De rechtbank stelt voorop dat de bewindvoerder zijn verzoek tot tussentijdse beëindiging ter zitting, ondanks zijn daarmee ogenschijnlijk strijdige standpunt dat geen sprake zou zijn van verwijtbaarheid/toerekenbaarheid, uitdrukkelijk heeft gehandhaafd.
3.4.1.
Door het aangaan van een geregistreerd partnerschap zonder partnerschapsvoorwaarden zijn op grond van artikel 1:96 lid 1 BW jo. artikel 1:80b BW, de schulden van beide partners voortaan verhaalbaar op alle gemeenschapsgoederen.
3.4.2.
De omvangrijke schulden van de partner van schuldenaar (ongeveer € 60.000,--) dienen daarmee in de schuldsaneringsregeling van schuldenaar als nieuwe, niet verifieerbare, schulden te worden beschouwd. Gezien het vrij te laten bedrag van schuldenaar zijn deze schulden tevens bovenmatig. Schuldenaar is daarmee tekort geschoten in zijn verplichting genoemd in artikel 350 lid 3 sub d Fw. om in de schuldsanering geen bovenmatige schulden te doen of laten ontstaan.
3.4.3.
De rechtbank staat vervolgens voor de vraag of schuldenaar deze nieuwe schulden op zodanig verwijtbare wijze heeft laten ontstaan, dat daaraan de sanctie van tussentijdse beëindiging van de schuldsaneringsregeling moet worden verbonden.
Uit de overgelegde bescheiden alsmede op grond van hetgeen schuldenaar ter zitting heeft aangevoerd maakt de rechtbank op dat schuldenaar daadwerkelijk heeft willen voorkomen dat tussen hem en zijn partner een gemeenschap zou ontstaan.
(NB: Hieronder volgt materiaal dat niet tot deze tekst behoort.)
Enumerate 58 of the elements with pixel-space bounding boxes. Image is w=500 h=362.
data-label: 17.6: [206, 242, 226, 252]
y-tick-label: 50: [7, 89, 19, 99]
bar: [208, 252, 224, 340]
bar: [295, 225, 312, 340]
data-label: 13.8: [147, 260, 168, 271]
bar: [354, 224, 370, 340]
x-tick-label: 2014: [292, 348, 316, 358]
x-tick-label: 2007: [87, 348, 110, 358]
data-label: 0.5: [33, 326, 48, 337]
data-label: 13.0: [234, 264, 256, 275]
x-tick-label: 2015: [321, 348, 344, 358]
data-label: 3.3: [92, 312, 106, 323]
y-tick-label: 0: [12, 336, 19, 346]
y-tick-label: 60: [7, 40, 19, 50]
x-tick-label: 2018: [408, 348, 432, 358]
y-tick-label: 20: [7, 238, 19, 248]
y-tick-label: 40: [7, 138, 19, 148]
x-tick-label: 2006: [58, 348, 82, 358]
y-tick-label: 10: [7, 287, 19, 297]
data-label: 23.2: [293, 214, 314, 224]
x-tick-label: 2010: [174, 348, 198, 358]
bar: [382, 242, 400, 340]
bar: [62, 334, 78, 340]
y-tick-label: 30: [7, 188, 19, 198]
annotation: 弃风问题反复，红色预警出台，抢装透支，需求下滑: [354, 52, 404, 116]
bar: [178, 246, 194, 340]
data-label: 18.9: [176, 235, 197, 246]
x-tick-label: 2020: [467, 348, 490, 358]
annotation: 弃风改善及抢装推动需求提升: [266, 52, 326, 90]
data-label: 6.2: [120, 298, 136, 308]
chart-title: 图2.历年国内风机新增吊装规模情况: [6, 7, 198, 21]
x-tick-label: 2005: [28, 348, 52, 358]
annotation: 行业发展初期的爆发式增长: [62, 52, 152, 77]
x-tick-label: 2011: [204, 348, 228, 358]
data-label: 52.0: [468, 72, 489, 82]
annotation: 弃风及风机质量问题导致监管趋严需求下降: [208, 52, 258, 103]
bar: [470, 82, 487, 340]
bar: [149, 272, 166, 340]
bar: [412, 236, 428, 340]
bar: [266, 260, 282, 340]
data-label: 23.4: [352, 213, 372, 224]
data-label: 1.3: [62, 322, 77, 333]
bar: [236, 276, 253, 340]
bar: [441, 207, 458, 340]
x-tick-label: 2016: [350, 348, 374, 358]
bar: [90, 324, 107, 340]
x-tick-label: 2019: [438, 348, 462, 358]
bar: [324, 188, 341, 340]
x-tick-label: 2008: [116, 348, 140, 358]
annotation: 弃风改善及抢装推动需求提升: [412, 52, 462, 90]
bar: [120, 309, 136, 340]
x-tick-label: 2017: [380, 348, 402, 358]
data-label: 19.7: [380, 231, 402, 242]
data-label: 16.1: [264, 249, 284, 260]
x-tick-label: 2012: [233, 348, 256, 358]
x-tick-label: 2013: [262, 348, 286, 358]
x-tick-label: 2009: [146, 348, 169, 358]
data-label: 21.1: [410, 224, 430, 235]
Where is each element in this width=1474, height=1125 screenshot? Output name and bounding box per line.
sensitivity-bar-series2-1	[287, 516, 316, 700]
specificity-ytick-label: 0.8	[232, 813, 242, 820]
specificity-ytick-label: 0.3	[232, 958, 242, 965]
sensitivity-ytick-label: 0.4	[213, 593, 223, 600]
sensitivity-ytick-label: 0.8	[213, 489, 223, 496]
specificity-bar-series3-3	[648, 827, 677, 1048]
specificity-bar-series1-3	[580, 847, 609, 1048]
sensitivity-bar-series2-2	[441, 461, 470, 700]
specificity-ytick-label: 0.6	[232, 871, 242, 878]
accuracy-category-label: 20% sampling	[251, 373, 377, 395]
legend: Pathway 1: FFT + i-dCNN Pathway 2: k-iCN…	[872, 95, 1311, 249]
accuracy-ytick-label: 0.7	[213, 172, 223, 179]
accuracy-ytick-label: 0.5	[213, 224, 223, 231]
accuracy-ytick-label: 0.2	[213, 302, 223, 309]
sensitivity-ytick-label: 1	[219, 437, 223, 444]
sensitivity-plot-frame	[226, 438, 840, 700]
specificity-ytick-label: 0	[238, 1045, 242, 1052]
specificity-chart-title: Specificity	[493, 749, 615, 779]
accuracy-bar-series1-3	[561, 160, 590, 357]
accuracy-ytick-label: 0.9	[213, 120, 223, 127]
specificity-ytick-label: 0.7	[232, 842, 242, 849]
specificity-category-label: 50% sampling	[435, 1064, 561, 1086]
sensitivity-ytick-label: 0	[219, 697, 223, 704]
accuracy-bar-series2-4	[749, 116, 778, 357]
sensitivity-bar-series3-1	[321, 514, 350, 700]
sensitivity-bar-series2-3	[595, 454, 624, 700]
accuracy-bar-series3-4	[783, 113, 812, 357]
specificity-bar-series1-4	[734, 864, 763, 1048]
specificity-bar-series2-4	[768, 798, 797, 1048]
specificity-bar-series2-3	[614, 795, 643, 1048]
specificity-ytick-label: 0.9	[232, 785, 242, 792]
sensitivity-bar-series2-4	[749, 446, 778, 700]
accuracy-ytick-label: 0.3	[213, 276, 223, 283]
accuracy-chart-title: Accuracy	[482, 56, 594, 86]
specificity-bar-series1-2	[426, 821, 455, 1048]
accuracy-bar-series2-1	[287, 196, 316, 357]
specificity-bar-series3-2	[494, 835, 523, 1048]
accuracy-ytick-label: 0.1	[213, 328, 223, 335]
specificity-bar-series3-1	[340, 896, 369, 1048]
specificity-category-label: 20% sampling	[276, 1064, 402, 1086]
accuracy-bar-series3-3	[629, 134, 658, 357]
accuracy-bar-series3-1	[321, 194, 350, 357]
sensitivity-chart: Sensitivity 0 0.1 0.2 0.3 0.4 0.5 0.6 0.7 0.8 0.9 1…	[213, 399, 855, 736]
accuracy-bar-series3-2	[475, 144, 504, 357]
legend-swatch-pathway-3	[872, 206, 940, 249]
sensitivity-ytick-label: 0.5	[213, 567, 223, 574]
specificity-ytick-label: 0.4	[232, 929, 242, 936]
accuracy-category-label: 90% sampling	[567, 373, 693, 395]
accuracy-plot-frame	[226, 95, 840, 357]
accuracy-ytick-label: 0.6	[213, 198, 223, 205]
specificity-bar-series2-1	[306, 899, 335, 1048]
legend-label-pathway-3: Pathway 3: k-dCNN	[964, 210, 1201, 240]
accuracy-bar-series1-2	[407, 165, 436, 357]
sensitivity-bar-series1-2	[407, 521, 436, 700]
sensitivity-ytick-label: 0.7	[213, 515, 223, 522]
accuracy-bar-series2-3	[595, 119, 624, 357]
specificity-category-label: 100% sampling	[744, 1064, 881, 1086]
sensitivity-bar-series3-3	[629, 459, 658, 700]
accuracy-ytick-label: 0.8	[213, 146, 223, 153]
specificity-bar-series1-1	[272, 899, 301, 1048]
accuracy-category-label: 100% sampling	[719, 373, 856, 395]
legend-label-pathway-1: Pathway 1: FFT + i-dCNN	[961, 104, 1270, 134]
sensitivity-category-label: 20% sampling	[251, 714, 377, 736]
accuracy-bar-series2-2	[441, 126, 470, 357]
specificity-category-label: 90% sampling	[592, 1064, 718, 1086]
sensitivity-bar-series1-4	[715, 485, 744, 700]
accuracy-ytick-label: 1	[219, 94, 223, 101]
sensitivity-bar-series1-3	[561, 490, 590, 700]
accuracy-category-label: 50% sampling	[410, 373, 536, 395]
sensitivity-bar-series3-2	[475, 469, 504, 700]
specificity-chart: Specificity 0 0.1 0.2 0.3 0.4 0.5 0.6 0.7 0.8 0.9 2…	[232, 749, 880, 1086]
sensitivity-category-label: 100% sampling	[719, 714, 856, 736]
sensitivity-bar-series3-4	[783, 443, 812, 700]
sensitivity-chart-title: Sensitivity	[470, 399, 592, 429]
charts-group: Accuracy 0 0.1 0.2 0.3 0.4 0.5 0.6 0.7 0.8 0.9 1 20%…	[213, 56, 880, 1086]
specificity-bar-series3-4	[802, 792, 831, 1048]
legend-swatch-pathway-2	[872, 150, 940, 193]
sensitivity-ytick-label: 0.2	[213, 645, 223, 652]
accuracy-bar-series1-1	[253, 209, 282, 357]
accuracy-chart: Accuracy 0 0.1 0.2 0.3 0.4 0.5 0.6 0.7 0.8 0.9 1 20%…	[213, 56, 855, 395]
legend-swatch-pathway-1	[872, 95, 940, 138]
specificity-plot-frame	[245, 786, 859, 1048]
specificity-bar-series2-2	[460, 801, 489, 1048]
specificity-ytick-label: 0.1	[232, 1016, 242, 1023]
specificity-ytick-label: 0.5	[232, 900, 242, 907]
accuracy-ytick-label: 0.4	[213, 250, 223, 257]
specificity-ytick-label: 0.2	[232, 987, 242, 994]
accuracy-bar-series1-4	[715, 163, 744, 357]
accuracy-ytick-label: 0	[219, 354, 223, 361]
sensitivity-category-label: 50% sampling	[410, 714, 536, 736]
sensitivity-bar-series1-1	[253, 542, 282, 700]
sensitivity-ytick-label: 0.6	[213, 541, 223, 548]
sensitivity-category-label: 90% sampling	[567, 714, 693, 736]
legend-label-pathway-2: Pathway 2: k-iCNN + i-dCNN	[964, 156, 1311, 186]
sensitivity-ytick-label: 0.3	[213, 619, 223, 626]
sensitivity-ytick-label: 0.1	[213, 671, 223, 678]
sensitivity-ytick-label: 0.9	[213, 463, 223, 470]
Dat dit wel is gebeurd, wijt de rechtbank met de bewindvoerder aan onwetendheid en onbegrip aan de kant van schuldenaar. Al met al komt de rechtbank in dit licht tot het oordeel dat geen sprake is van een toerekenbare nieuwe schuld.
3.4.4.
De bewindvoerder heeft in zijn verzoek tot beëindiging van de schuldsanering tevens aangevoerd dat schuldenaar door het aangaan van een geregistreerd partnerschap zonder partnerschapsvoorwaarden, zijn schuldeisers heeft benadeeld. De bewindvoerder doelt hiermee kennelijk op de beëindigingsgrond in artikel 350 lid 3 sub e Fw. Onder de in dat artikellid bedoelde (te benadelen) schuldeisers vallen naar het oordeel van de rechtbank uitsluitend de schuldeisers van vorderingen ten aanzien waarvan de schuldsanering werkt.
De rechtbank vermag niet in te zien welk nadeel deze schuldeisers gedurende de looptijd van de schuldsanering of na verlening van een schone lei ondervinden van deze nieuwe schulden.
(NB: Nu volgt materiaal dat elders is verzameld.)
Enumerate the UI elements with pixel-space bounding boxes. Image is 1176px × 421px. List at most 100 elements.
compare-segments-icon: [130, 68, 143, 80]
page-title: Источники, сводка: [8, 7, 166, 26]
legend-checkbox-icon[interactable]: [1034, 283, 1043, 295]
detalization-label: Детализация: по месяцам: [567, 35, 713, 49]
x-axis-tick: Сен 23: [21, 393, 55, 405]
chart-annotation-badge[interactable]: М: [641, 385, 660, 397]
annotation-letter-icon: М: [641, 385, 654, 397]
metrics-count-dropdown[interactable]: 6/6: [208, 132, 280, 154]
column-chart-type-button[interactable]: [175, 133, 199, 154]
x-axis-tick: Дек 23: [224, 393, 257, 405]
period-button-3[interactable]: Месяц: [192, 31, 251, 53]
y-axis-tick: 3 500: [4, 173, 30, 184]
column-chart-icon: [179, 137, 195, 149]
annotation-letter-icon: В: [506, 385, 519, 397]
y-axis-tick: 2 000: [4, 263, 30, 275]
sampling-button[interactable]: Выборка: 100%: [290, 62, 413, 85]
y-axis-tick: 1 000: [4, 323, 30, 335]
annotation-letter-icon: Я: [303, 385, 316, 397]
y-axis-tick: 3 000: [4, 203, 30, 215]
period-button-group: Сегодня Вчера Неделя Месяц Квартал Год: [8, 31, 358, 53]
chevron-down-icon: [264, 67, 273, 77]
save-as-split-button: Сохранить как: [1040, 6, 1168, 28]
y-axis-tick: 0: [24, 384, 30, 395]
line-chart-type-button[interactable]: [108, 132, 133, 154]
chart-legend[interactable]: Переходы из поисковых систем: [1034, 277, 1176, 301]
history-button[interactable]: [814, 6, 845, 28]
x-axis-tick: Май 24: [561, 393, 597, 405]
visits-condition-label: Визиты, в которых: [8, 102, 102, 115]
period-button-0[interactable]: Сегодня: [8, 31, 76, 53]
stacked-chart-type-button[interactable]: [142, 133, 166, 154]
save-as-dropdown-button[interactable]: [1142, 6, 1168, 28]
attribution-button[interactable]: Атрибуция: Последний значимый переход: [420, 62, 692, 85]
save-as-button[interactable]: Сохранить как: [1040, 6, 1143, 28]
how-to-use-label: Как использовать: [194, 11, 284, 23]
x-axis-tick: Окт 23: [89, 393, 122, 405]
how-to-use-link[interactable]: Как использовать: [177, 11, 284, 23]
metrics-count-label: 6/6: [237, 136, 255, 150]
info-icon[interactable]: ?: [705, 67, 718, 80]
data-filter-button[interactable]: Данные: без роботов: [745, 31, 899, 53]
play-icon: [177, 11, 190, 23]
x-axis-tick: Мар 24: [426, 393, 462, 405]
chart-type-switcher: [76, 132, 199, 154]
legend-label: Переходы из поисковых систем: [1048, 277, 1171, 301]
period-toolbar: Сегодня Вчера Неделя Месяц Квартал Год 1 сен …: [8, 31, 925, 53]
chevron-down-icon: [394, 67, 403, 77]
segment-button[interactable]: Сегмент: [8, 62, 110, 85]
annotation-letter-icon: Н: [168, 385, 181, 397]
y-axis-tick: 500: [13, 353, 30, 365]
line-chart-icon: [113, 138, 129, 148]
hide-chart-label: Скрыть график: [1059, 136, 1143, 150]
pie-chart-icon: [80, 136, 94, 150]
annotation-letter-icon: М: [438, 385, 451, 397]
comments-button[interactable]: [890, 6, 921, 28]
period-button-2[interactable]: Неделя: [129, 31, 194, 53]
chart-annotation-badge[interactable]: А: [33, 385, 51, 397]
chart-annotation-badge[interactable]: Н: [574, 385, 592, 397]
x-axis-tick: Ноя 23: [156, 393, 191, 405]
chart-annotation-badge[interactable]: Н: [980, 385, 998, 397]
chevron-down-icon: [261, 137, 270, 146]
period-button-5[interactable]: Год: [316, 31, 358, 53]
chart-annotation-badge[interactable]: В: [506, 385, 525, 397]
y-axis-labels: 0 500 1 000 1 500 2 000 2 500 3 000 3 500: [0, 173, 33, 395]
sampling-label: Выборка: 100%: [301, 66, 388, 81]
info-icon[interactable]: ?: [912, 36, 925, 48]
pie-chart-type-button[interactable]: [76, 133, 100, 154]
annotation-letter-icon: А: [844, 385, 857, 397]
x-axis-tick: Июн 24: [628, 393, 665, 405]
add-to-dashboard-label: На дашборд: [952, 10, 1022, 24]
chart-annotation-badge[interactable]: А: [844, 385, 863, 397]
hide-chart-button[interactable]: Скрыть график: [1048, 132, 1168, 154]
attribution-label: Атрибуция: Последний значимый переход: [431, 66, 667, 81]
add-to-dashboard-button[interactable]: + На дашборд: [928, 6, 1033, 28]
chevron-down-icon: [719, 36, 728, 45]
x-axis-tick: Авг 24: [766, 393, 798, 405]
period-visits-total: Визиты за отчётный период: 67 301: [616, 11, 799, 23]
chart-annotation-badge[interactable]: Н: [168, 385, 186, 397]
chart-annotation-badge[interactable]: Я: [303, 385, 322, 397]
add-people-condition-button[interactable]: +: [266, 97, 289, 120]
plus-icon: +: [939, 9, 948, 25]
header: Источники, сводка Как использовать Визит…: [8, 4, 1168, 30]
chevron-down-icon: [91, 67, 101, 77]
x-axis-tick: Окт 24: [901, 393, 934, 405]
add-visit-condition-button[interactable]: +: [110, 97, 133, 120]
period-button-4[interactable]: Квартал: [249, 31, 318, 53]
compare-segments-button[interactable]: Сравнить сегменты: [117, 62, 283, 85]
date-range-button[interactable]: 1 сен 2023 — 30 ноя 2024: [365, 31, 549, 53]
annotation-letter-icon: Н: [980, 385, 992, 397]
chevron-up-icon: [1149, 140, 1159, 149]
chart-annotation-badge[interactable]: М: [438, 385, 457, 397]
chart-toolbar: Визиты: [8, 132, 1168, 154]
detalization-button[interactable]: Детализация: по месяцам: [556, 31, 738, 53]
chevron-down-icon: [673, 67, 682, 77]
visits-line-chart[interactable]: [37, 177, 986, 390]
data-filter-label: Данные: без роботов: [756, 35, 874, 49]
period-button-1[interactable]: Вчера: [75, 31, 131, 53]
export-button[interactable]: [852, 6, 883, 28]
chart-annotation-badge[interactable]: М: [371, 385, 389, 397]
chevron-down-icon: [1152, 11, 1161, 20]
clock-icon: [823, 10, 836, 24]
Het - eventueel - opgebouwde boedelsaldo is bestemd ter delging van de verifieerbare schulden. De nieuwe schulden worden niet uit dat saldo voldaan. Schuldenaar dient de nieuwe schulden immers te betalen uit zijn vrij te laten bedrag. Ook dit raakt de schuldeisers in de schuldsanering niet.
Daar komt nog bij dat met deze beëindigingsgrond wordt beoogd om gedrag te sanctioneren dat in de gegeven omstandigheden niet als te goeder trouw kan worden gekenschetst.
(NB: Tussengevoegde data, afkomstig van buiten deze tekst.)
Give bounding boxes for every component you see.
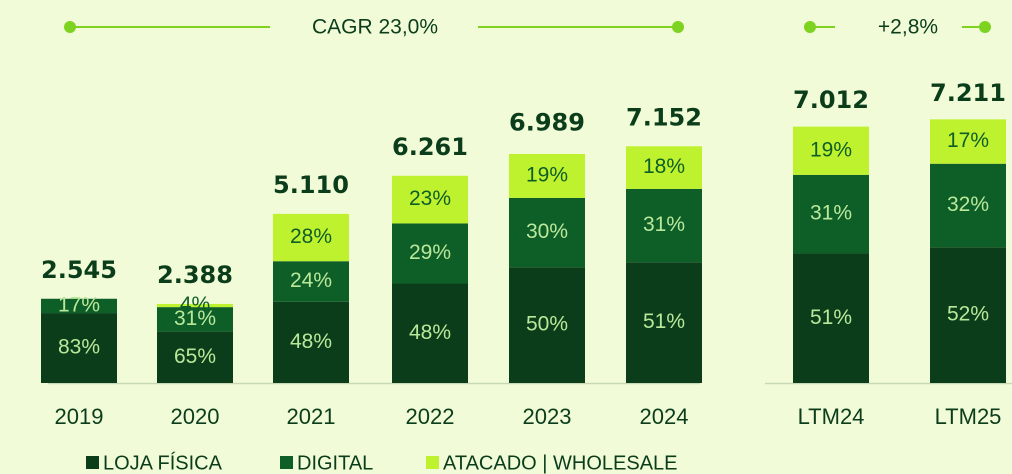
bar-segment	[273, 261, 349, 302]
total-label: 6.989	[509, 109, 585, 137]
segment-label: 48%	[290, 330, 332, 353]
legend-label: ATACADO | WHOLESALE	[443, 452, 678, 474]
bar-segment	[392, 223, 468, 284]
total-label: 5.110	[273, 171, 349, 199]
segment-label: 51%	[810, 306, 852, 329]
segment-label: 4%	[180, 293, 210, 316]
annotation-dot	[672, 21, 684, 33]
total-label: 2.388	[157, 261, 233, 289]
bar-segment	[626, 146, 702, 189]
bar-segment	[273, 301, 349, 383]
segment-label: 83%	[58, 336, 100, 359]
total-label: 6.261	[392, 133, 468, 161]
segment-label: 31%	[810, 202, 852, 225]
total-label: 2.545	[41, 256, 117, 284]
bar-segment	[392, 175, 468, 224]
bar-segment	[930, 119, 1006, 164]
segment-label: 23%	[409, 187, 451, 210]
legend-label: LOJA FÍSICA	[103, 451, 223, 474]
x-tick-label: LTM25	[935, 404, 1002, 429]
segment-label: 19%	[810, 138, 852, 161]
legend-swatch	[280, 456, 293, 469]
bar-segment	[41, 298, 117, 314]
annotation-dot	[979, 21, 991, 33]
segment-label: 17%	[947, 129, 989, 152]
segment-label: 32%	[947, 193, 989, 216]
x-tick-label: LTM24	[798, 404, 865, 429]
bar-segment	[509, 153, 585, 198]
segment-label: 65%	[174, 345, 216, 368]
total-label: 7.152	[626, 103, 702, 131]
x-tick-label: 2019	[55, 404, 104, 429]
bar-segment	[157, 303, 233, 308]
bar-segment	[41, 313, 117, 383]
total-label: 7.211	[930, 79, 1006, 107]
bar-segment	[392, 283, 468, 383]
bar-segment	[930, 247, 1006, 383]
segment-label: 24%	[290, 269, 332, 292]
bar-segment	[626, 262, 702, 383]
bar-segment	[509, 267, 585, 383]
bar-segment	[509, 197, 585, 268]
segment-label: 30%	[526, 220, 568, 243]
annotation: CAGR 23,0%	[312, 16, 438, 39]
bar-segment	[793, 126, 869, 175]
annotation: +2,8%	[878, 16, 938, 39]
bar-segment	[157, 307, 233, 332]
bar-segment	[793, 174, 869, 254]
segment-label: 28%	[290, 225, 332, 248]
annotation-dot	[64, 21, 76, 33]
segment-label: 52%	[947, 303, 989, 326]
segment-label: 48%	[409, 321, 451, 344]
segment-label: 18%	[643, 155, 685, 178]
legend-swatch	[426, 456, 439, 469]
segment-label: 50%	[526, 313, 568, 336]
x-tick-label: 2022	[406, 404, 455, 429]
segment-label: 31%	[643, 213, 685, 236]
annotation-dot	[804, 21, 816, 33]
segment-label: 31%	[174, 307, 216, 330]
x-tick-label: 2020	[171, 404, 220, 429]
legend-swatch	[86, 456, 99, 469]
segment-label: 17%	[58, 293, 100, 316]
legend-label: DIGITAL	[297, 452, 373, 474]
bar-segment	[157, 331, 233, 383]
bar-segment	[793, 253, 869, 383]
segment-label: 51%	[643, 310, 685, 333]
x-tick-label: 2023	[523, 404, 572, 429]
x-tick-label: 2024	[640, 404, 689, 429]
bar-segment	[626, 188, 702, 263]
x-tick-label: 2021	[287, 404, 336, 429]
bar-segment	[273, 213, 349, 262]
total-label: 7.012	[793, 86, 869, 114]
segment-label: 29%	[409, 241, 451, 264]
bar-segment	[930, 163, 1006, 248]
segment-label: 19%	[526, 164, 568, 187]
Hoewel het onderhavige handelen of nalaten van schuldenaar voor hem zelf en/of zijn partner, na beëindiging van de schuldsaneringsregeling of na beëindiging van het geregistreerd partnerschap, mogelijk nadelige gevolgen kan hebben, is dergelijk verwijtbaar gedrag naar het oordeel van de rechtbank niet aannemelijk geworden. Zoals hiervoor reeds overwogen, heeft schuldenaar juist gemeend dat hij geen gemeenschap liet ontstaan.
3.5.
Het vorenoverwogene leidt tot de slotsom dat het verzoek wordt afgewezen.

4.De beslissing

De rechtbank
wijst het verzoek tot tussentijdse beëindiging van de schuldsaneringsregeling af.
Dit vonnis is gewezen door mr. Van Gessel en uitgesproken ter openbare terechtzitting van 30 juni 2016. [1]
De griffier is buiten staat om deze uitspraak te ondertekenen.

Voetnoten

1.Tegen deze uitspraak kan degene, aan wie de Faillissementswet dat recht toekent, uitsluitend via een advocaat binnen acht dagen na de dag van deze uitspraak hoger beroep instellen bij een verzoekschrift, in te dienen ter griffie van het gerechtshof te ‘s-Hertogenbosch.